Mais l’éradication du virus est impossible à ce stade. L’élimination locale est le nouvel objectif. Si les communautés continuent de tester et de surveiller avec vigilance, il peut être possible de maintenir le nombre de nouveaux cas si bas que les responsables de la santé puissent identifier toute nouvelle introduction du virus pour réprimer immédiatement une épidémie potentielle. La stratégie est décrite dans un article publié jeudi dans la revue scientifique The Lancet.

Les enfants devront également être vaccinés

L’objectif final a changé, mais le défi le plus pressant reste le même: continuer à vacciner pour rester au-dessus du seuil. Le scepticisme de nombreux Américains quant aux vaccins et le manque d’accès à ces vaccins par certaines populations – les sans-abris, les travailleurs migrants, les communautés de couleur – font qu’il est difficile d’atteindre cet objectif.

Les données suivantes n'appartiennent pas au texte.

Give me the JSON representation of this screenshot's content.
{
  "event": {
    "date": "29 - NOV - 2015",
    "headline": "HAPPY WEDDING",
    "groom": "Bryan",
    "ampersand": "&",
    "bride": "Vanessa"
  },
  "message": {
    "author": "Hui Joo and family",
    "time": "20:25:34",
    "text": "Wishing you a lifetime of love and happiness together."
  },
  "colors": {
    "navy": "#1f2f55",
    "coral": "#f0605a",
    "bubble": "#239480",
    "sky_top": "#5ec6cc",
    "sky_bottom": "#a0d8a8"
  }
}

Les biais sociaux de la vaccination ne feraient qu’empirer cette attitude, estiment certains experts. Les gens ont souvent besoin de voir les autres membres de leur cercle social embrasser quelque chose avant de vouloir l’essayer. Mettre l’accent sur les avantages de la vaccination pour leur vie personnelle peut être plus motivant que la vague idée de l’immunité collective.

Bien que les enfants propagent le virus moins efficacement que les adultes, les experts américains conviennent tous sur le fait que la vaccination des enfants sera également importante pour maintenir le nombre de cas de Covid à un faible niveau.